Каждый из них разглядывал Ярви с разной долей жалости к нему, жалости к себе, презрения и скуки.
Один скорчился на четвереньках, отдраивая палубу, – лицо скрывала целая копна линялых волос и бесцветной бороды – настолько оборванный, что самые обносившиеся из гребцов против него казались князьями. Надсмотрщик отвесил ему равнодушный пинок, как приблудной собаке, и тот пополз прочь, волоча за собой тяжеленную цепь. Корабельное оснащение в целом выглядело небогатым, однако нехватку цепей здесь не испытывали.
Ярви, куда грубее необходимого, швырнули между двух невольников – не внушающего доверие вида. На конце весла громила-южанин с буграми и складками мышц там, где полагалось быть шее, – запрокинул голову и смотрел, как кружат морские птицы. Возле уключины угрюмый старик – невысокий и коренастый, на его жилистых предплечьях топорщились седые волоски, а на щеках от жизни под открытым небом полопались вены, – ковырял мозоли на широченных ладонях.
– Что ж вы творите, боженьки! – качая головой, забарахтел тот, кто постарше, когда стражники закрепили подле него цепь Ярви. – У нас на весле – калека.
– Ты ж сам молил их о помощи? – заговорил южанин, не поворачивая головы. – Вот она, помощь.
– Я молил о помощи с двумя руками.
– Прими с благодарностью половину того, о чем молишь, – сказал Ярви. – Уж поверь, я не вымаливал ничего подобного.

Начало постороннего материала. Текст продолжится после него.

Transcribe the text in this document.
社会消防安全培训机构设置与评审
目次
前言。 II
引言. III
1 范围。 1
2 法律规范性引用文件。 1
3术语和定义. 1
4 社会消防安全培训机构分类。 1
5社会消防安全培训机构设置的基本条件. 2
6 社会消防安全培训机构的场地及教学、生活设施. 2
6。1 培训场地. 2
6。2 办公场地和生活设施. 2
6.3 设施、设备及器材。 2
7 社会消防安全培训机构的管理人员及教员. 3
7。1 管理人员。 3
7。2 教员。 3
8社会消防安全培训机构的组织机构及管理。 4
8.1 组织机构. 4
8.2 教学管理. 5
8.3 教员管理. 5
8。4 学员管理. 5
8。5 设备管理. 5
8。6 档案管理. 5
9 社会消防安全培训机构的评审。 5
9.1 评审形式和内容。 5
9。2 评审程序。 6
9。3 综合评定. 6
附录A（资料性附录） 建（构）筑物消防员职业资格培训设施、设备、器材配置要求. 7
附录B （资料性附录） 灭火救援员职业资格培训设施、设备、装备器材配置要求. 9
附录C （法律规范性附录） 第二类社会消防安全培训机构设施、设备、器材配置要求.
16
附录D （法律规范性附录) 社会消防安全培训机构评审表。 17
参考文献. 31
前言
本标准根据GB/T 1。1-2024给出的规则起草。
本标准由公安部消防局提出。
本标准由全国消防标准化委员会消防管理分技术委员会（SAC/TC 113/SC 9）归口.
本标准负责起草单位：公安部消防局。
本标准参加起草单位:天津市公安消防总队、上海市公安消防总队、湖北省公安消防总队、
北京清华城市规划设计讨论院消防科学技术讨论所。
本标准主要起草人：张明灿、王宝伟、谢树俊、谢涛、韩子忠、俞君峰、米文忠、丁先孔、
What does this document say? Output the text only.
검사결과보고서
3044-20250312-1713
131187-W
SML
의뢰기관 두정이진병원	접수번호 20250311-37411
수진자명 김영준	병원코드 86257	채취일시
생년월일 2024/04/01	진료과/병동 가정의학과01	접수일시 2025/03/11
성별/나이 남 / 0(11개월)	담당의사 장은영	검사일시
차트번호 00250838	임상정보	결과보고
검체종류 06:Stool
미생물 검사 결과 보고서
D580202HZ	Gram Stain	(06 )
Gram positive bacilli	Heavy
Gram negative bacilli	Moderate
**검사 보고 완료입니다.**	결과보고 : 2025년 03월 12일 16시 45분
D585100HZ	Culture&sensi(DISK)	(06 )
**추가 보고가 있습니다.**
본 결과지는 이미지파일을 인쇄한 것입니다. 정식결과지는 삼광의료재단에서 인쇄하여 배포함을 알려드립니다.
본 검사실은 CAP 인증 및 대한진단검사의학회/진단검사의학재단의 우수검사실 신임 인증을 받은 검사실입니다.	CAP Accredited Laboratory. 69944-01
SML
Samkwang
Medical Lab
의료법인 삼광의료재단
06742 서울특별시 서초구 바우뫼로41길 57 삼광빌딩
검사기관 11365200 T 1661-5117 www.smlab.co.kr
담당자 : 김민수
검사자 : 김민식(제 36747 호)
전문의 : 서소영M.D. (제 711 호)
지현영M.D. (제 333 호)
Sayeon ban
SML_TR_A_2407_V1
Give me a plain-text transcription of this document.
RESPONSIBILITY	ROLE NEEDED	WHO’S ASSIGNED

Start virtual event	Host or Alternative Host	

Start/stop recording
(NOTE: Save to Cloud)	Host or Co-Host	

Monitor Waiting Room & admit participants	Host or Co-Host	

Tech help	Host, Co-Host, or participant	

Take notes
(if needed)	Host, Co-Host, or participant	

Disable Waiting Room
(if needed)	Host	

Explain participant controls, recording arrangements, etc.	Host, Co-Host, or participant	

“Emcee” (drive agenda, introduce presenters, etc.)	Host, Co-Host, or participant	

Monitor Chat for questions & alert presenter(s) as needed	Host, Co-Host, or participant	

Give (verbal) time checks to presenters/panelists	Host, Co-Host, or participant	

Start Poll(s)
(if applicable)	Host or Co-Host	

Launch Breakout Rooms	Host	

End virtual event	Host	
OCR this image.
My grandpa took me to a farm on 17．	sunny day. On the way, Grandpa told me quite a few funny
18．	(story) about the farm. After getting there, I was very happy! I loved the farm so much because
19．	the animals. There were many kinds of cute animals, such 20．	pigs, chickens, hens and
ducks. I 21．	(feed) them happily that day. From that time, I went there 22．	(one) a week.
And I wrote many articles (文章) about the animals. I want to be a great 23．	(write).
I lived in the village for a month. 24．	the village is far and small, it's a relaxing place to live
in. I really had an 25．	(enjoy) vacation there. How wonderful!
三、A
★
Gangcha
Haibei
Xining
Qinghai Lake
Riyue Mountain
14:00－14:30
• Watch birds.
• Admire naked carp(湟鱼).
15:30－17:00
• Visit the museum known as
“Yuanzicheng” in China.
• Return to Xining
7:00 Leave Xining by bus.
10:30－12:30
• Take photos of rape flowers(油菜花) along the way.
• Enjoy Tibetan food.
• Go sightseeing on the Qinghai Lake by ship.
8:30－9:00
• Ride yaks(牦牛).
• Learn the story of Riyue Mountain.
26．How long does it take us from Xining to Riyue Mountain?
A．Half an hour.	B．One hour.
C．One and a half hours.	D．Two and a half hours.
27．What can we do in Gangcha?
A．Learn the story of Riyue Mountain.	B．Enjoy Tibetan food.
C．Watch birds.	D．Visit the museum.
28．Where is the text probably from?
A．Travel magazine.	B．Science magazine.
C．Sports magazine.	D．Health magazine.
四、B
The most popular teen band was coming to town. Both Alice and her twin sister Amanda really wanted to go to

Уголки губ здоровилы слегка подогнулись кверху, когда тот искоса посмотрел на Ярви.
– Раз надо таскать мешки – не хнычь, а начинай перетаскивать. Я – Джойд. Вон тот брюзгливый – Ральф.
– Меня Йорв зовут, – сказал Ярви, заранее продумав повествование о себе. Храни свою ложь бережно, как зерно на зиму, сказала бы мать Гундринг. – Я поваренком был…
Привычно свернув язык трубочкой и дернув головой, старик сплюнул за борт.
– Теперь ты никто, и все тут. Забудь обо всем, кроме следующего удара весла. Тогда станет чуточку легче.
Джойд тяжело вздохнул.
– От Ральфовых прибауток веселья не жди. Сам-то кислющий как лимон, но мужик что надо, коли выпадет пора прикрывать тебе спину. – Он выдохнул сквозь сомкнутые губы. – Впрочем, стоит признать, этого никогда не случится, раз его приковали сбоку.
Ярви грустно хихикнул, наверно, впервые с тех пор, как стал рабом. Наверно, и впервые, как стал королем. Но смех его надолго не затянулся.
Дверь полуюта с грохотом распахнулась – оттуда вальяжной походкй на свет вышла женщина, картинно воздела обе руки и завопила:
– Я пробудилась!
Очень высокой была она, с ястребиными чертами лица, смуглую щеку пересекал бледный шрам, а нечесаные волосы заколоты в клубок. Ее одежды – в обычаях дюжины народов – кричали крайне непрактичным роскошеством: полоскались рукава шелковой сорочки с обтрепанным кружевом, ветер ерошил серебристый мех полушубка, на одной руке – перчатка без пальцев, на другой – пальцы унизаны кольцами, позолоченный конец ремня с хрустальными бусинами болтался над рукоятью кривого меча, свисавшего до нелепости низко.